Generation and analysis of expressed sequence tags from leaf and root of Withania somnifera (Ashwgandha)

The first transcriptomes, expressed sequence tags (ESTs) in a leaf and root from Withania somnifera plant referenced in this report are the first of its kind. A cDNA library was constructed from samples of the 2-months-old, in vitro cultured leaves and roots, which generated 1,047 leaf cDNA and 1,034 root cDNA clones representing 48.5% and 61.5% unique sequences. The ESTs from leaf and root grouped into 239 and 230 clusters representing 22.8% and 22.2% of total sequences.

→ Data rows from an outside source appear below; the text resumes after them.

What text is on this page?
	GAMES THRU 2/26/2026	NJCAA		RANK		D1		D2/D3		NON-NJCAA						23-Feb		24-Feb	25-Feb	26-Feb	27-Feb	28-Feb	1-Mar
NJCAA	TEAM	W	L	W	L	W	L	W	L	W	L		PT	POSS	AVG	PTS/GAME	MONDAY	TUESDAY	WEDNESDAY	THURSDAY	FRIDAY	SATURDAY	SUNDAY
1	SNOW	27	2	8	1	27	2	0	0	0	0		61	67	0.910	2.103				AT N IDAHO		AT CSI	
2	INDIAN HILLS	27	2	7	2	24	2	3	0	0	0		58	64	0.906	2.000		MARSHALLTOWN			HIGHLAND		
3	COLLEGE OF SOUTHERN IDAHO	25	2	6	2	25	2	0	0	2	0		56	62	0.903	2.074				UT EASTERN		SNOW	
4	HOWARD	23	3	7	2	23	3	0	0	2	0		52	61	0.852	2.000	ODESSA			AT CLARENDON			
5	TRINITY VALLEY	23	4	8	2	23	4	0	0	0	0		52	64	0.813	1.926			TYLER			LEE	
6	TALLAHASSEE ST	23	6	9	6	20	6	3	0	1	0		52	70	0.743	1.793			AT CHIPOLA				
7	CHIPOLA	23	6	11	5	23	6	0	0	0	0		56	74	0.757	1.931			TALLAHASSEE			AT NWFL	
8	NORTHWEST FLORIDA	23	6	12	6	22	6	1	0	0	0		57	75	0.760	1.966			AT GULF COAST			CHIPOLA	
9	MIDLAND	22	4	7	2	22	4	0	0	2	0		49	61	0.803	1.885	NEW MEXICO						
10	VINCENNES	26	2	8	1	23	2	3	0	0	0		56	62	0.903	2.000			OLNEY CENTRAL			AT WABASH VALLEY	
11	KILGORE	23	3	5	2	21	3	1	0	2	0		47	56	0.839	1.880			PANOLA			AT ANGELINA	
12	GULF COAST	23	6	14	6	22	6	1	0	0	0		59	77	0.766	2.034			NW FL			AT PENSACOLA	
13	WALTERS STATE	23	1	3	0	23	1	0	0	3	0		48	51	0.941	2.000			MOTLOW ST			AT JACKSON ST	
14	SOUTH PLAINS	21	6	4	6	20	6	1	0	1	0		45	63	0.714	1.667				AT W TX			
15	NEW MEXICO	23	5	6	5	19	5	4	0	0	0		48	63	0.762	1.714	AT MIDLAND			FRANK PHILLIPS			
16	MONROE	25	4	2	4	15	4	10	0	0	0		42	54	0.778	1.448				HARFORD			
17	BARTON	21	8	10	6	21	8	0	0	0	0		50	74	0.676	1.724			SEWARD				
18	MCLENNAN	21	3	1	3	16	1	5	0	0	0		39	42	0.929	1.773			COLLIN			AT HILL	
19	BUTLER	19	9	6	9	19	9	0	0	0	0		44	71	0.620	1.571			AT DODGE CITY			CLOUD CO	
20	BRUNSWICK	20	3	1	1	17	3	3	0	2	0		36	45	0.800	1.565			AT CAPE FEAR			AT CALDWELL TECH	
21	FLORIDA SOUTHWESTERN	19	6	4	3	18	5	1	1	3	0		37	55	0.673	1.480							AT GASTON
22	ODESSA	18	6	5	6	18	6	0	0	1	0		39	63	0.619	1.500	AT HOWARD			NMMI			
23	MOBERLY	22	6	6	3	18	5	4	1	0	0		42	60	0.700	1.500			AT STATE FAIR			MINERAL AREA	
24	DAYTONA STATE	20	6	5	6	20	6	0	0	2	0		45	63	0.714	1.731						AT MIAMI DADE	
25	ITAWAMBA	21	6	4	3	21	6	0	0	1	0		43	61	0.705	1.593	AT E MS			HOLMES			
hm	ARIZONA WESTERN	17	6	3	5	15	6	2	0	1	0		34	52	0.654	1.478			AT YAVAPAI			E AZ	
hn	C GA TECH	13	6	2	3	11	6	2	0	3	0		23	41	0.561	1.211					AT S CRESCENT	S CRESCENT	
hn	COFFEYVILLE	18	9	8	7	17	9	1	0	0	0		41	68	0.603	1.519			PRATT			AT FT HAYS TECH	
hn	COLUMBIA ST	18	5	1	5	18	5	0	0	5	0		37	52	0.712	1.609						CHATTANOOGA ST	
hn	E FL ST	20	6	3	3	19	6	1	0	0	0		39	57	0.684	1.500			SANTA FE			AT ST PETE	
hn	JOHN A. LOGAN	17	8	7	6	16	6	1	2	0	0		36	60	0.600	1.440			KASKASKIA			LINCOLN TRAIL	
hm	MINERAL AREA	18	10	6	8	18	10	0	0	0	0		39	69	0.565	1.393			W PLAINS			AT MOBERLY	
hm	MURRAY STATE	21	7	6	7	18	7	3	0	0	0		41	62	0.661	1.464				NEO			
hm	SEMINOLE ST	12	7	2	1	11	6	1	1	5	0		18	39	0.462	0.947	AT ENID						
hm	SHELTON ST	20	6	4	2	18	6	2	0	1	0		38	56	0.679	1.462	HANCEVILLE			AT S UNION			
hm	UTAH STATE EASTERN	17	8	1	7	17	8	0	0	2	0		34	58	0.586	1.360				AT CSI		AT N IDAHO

Of these, about 70% encoded proteins found similar (E-value a parts per thousand yen10(-14)) to characterized or annotated proteins from the NCBI non-redundant database and diverse molecular functions and biological processes based on gene ontology (GO) classification. We identified genes with potential role in photosynthesis (cytochrome p-450), pathogenesis (arginine decarboxylase, chitinase) and withanolide biosynthesis (squalene epoxidase, CDP-ME kinase). Highly expressed transcripts, with a particularly high abundance of cytochrome p-450 (0.85% in leaf) were noticed. Pfam analysis revealed the presence of functional domains in selected sequences. W. somnifera is a source of multifarious and beneficial alkaloids referred as withanolides. High levels of withanolides accumulate in mature leaves and roots. Since, the knowledge for synthesis and presence of some of these important biochemical constituent is limited, identification of the genes involved in two different pathways of secondary metabolite synthesis (MVA and MEP), in different tissue will be requisite for articulation of withanolide biosynthesis. This investigation aimed at elucidating the differential gene expression in two vital sites where withanolides essentially found and leaf and root transcriptomes were comparatively analyzed. The comparative analysis of the sequences provides a framework for future research in proteomics and evolutionary genomics in the withanolide biosynthesis.